Tuesday, February 13, 2007

Silent Running


I remember seeing Silent Running (1972) as a kid and getting creeped out. People were becoming sensitized to the fragility of ecosystems, and this film nailed it on the head.

Sometime in the future, humans have wrecked Earth to the extent that freighters have been launched into space to keep plant species alive in large pods. Even creepier, at one point whoever is still in charge orders the pods to be destroyed due to budget cuts or new thinking. Bruce Dern plays a rogue ecologist astronaut who determines to keep his ship going. He ends up fighting his human crew members and turning to his little drone assistants (played by quadraplegics rather than little people) for help and companionship.


An all-around disturbing movie, I've never seen it since -- but it does seem timely these days. Douglas Trumball, the director, also worked on 2001: A Space Odyssey and other SF films, including Blade Runner (1982), yet another cautionary cheerfest.

By the early 1970s, a sense of human damage to the earth began permeating everything from horror films (Frogs, 1972) to popular music (Marvin Gaye, "What's Going On?" and "Mercy Mercy Me (The Ecology)," 1971). The artists had it right well before the politicians, though Richard Nixon created the U.S. Environmental Protection Agency in 1970. After Jimmy Carter's attempts to get even more serious about things, there were those ridiculous red herrings like Nancy Reagan's "Pennies for Pandas" campaign; now, even worse, we have G.W. Bush's "Pesos for Polar Bears." (I'm thinking, Go back to Crawford, Bozo.)

Eerily similar to the idea of Silent Running, there's a new "Noah's Ark" being constructed by the Scandinavian countries (particularly Norway) set for completion as early as September 2007, called The Global Seed Vault, that will be bored into a mountain for storage deep below the permafrost layer on the Norwegian Arctic island of Svalbard.

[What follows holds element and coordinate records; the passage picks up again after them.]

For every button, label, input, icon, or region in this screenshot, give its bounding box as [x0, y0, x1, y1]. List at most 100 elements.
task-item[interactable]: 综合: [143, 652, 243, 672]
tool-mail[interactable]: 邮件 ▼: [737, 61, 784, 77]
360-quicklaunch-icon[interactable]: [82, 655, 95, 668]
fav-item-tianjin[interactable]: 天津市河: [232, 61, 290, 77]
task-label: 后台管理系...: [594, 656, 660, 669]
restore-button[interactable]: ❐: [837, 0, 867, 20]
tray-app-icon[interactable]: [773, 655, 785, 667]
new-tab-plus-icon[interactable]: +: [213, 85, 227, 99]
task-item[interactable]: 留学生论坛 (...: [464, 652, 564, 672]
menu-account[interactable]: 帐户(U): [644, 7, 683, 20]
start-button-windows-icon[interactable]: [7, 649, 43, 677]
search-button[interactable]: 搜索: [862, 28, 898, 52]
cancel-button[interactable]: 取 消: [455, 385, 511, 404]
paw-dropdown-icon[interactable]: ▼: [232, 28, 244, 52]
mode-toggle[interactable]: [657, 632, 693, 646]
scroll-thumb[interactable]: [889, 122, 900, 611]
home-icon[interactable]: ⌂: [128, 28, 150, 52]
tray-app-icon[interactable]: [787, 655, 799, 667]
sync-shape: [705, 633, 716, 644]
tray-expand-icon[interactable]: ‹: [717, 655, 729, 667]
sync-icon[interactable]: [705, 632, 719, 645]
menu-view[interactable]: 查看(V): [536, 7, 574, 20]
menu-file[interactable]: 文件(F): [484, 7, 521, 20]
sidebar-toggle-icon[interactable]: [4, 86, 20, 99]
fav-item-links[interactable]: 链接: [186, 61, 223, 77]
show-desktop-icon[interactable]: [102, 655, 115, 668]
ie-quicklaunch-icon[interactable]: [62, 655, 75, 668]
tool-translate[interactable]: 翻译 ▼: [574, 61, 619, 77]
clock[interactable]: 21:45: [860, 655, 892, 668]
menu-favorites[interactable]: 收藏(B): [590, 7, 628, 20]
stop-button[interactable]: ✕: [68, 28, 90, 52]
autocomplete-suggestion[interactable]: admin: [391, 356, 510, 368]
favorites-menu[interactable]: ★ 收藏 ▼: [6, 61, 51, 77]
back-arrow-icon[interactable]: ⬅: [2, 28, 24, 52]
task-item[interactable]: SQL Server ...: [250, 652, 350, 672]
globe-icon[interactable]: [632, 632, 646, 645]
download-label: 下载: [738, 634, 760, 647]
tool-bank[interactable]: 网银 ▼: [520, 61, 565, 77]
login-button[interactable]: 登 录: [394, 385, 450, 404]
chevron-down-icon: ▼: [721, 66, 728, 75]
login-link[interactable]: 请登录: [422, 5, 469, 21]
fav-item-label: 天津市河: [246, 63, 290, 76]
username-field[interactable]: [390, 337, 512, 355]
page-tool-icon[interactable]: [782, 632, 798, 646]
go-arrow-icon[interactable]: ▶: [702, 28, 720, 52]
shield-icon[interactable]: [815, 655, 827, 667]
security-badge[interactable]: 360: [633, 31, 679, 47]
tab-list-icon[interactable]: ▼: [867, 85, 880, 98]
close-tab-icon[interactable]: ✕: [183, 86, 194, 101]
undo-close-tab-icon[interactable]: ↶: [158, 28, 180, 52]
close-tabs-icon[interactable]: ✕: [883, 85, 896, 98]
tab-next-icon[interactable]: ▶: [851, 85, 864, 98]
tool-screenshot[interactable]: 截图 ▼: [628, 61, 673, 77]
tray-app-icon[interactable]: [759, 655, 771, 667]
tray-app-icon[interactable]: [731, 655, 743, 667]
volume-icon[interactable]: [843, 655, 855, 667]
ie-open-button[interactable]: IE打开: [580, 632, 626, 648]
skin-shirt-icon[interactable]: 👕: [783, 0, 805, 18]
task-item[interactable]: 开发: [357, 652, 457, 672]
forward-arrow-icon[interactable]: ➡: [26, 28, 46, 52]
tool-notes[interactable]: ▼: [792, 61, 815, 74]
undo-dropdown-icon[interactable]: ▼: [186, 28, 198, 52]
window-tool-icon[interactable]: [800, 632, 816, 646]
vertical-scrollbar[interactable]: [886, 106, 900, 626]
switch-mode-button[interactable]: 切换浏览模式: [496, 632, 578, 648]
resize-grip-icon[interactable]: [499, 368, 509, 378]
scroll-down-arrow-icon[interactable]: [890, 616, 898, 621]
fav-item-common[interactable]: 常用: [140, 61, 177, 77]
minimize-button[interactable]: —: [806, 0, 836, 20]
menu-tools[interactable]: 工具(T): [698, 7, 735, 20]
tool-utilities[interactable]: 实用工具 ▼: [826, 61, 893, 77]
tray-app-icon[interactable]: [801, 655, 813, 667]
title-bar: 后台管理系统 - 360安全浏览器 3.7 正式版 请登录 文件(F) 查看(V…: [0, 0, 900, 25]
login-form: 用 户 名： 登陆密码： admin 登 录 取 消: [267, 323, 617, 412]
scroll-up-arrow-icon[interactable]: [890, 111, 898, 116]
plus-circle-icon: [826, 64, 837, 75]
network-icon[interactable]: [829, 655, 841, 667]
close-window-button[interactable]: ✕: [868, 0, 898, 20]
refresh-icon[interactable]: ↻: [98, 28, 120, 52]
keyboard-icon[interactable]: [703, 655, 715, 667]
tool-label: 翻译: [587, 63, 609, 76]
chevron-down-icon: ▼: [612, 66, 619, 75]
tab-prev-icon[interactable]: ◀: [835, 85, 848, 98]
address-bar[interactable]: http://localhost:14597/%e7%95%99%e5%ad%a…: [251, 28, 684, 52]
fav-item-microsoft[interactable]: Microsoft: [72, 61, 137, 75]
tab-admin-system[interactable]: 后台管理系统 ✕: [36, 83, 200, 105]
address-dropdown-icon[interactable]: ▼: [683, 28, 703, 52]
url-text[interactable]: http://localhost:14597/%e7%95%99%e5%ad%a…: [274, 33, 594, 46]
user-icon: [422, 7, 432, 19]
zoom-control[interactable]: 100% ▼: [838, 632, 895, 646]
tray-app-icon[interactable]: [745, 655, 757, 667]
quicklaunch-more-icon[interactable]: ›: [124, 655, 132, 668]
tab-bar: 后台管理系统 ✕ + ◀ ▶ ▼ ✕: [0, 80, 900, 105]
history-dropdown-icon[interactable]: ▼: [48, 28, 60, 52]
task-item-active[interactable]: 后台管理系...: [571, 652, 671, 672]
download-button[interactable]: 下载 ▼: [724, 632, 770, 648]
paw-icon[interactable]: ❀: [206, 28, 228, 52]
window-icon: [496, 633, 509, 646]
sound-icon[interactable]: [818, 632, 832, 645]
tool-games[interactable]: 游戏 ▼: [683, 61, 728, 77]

It is sometimes called "the Doomsday vault." And it's really happening.



Today's Rune: Wholeness.

Run Silent, Run Deep!

4 comments:

Anonymous said...

Believe it or not, I actually own a copy of this movie. It also showed up briefly in an episode of "Six Feet Under" - for those who watched that. It was a weird flick - the almost one-man show by Bruce Dern, the quadraplegics playing the robots, the score performed by Joan Baez...very much a period piece.

ZZZZZZZ said...

Wow, that is so weird. I can totally see that happening though, sending plants into space then some dumb ass politician would order them destroyed for "budget cuts". I really don't like politics!

Charles Gramlich said...

I remember "Silent Running" with fondness, although Dern was perhaps a bit too weird for the role he played. I used to imagine living on such a ship. I also remember "The Frogs." It was pretty goofy, as you could see that folks offscreen were throwing the frogs into the attack scenes.

Erik Donald France said...

Thanks, y'all, for the comments! Cool, Ev. Sheila, I don't either, but they like us ;) Charles, too funny on Frogs.